Ritalin: No Quick Fix

Ritalin
 
Recently ST reported that there's been a raise in students faking Attention Deficit Hyperactivity Disorder (ADHD) symptoms so they can get their hands on a drug that can help them improve their concentration. 
 
Students seeking to boost their concentration for late night cram sessions have turned to Ritalin as a quick booster. Ritalin, a drug commonly prescribed to the ADHD afflicted, works by stimulating the production of dopamine, the brain chemical involved with motivation - and helps them to tune out distracting white noise and focus on the task at hand: Studying for exams. Ritalin is now apparently viewed as a better alternative to coffee and energy drinks like Red Bull for students looking to pull all night cram sessions.
 
Ritalin abusers turn to the drug as an easy solution over learning self discipline and time management skills. There's also the kiasu perception within Singaporean students that anything less than an A is a failure. This can create immense pressure for anyone to take short cuts towards grade pursuits. 
 
And that's the worrying part because such drug seeking behavior will often result in drug abuse. Student abusers of Ritalin looking for that quick boost in their cramming seem to be ignorant of the adverse side effects of Ritalin usage which include: Appetite loss, Depression, Dyskinesia (uncontrollable tics), Mania, Irritability, Psychosis (symptomed by hallucinations and paranoia) and Palpitations (irregular heart beat). 
 
Few Ritalin abusers seem to know or care that popping that wonder pill to help them read their textbooks in record time, also puts them at risk of a heart attack or pushing them over the edge of sanity. 
 
Most of all abusers forget that Ritalin is meant to be a medicine consumed by people with a real medical problem: ADHD is a medical condition, so if a doctor (in Singapore it's most likely a psychiatrist) diagnoses you with it you can get a prescription for Ritalin. 
 
Which raises a few questions: Ritalin is supposed to be an extremely controlled drug in Singapore, so how are abusers able to convince a qualified experienced psychiatrist to prescribe the drug to drug seeking students? Ritalin is supposed to be taken in conjunction with counseling as the ADHD patient learns to better manage their ADHD and adjust their lifestyle. So are these student abusers also undergoing counseling?

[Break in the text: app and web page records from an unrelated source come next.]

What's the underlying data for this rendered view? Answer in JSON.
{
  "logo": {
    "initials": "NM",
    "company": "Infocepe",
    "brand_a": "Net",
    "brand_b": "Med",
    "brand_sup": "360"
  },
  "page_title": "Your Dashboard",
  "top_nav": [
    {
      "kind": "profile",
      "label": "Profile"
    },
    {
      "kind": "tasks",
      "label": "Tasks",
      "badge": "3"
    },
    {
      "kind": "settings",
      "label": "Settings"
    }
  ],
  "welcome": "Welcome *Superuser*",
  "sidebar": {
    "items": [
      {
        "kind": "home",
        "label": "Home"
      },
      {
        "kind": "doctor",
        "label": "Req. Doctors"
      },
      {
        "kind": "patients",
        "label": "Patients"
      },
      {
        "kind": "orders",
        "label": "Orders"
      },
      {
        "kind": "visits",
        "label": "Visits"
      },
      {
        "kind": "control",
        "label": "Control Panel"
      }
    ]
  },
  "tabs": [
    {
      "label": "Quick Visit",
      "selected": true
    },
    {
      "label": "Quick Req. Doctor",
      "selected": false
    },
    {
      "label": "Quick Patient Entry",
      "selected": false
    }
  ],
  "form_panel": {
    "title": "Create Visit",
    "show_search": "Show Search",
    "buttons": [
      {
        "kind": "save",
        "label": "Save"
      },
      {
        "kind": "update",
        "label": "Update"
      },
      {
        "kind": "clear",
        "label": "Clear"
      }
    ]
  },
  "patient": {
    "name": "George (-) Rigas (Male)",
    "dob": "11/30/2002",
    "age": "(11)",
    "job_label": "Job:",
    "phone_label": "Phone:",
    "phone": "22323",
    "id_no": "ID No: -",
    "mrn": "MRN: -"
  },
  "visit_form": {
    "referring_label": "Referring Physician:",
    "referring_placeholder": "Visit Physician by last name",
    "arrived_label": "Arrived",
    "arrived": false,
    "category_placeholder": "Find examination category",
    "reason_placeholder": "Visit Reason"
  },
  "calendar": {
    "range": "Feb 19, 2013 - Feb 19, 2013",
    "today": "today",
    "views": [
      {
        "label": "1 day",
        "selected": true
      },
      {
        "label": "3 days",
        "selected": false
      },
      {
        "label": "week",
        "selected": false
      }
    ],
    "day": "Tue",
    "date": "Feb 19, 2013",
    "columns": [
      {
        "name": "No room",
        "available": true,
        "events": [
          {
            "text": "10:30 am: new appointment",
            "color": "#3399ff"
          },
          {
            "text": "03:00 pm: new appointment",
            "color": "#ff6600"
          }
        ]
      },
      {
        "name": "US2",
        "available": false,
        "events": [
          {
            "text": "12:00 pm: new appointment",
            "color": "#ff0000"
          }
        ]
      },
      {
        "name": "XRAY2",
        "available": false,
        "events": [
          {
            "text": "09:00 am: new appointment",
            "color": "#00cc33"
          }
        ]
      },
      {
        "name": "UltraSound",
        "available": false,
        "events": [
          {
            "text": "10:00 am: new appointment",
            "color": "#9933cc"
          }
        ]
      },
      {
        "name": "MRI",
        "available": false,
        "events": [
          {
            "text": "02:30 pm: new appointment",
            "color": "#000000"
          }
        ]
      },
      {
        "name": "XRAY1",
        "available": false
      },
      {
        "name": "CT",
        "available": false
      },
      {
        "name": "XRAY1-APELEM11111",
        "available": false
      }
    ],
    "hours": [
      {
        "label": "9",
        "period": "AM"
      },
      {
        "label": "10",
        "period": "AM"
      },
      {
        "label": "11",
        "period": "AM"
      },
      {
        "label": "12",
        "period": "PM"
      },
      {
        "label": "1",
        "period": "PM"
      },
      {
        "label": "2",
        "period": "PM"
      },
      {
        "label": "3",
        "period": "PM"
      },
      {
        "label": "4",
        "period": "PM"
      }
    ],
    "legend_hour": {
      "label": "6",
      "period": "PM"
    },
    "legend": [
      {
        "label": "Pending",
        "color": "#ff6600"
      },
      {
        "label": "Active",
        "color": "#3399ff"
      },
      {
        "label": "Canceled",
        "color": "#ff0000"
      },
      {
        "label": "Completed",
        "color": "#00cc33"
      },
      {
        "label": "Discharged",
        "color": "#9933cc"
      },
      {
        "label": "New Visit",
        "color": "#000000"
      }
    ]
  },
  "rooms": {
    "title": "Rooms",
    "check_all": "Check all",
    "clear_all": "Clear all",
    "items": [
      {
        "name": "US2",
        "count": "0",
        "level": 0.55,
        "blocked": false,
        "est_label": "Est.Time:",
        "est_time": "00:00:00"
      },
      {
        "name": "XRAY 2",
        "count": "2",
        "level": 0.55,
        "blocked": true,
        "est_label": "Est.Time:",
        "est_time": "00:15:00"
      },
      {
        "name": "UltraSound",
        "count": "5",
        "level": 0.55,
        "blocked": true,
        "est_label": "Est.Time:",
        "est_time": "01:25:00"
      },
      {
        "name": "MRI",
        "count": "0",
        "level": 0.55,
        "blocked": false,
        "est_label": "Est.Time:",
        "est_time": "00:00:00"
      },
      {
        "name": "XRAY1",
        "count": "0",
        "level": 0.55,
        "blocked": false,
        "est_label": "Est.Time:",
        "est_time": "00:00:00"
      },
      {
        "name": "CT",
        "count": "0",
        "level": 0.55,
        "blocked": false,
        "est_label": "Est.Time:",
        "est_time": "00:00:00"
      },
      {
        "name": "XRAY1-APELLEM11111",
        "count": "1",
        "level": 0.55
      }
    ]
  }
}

If so how are they able to fool experienced counselors?  And is the fear of failure so bad to make students would really consider a B a failing grade? 
 
There needs to be a concentrated effort by society to educate students on why Ritalin abuse is bad for them. Even more important is that we need to learn as a society that it is okay to get the occasional B grade. We need to learn that no matter what people say or whomever we get compared to, there is no shame in feeling proud of ourselves after putting our best foot forward. It's not enough that the law makes it difficult for anyone to get their hands on Ritalin, we as a society also need to know and understand why abusing the drug as a means to an end is bad. Because in the process we will end up learning some valuable life skills and come out for the better of it.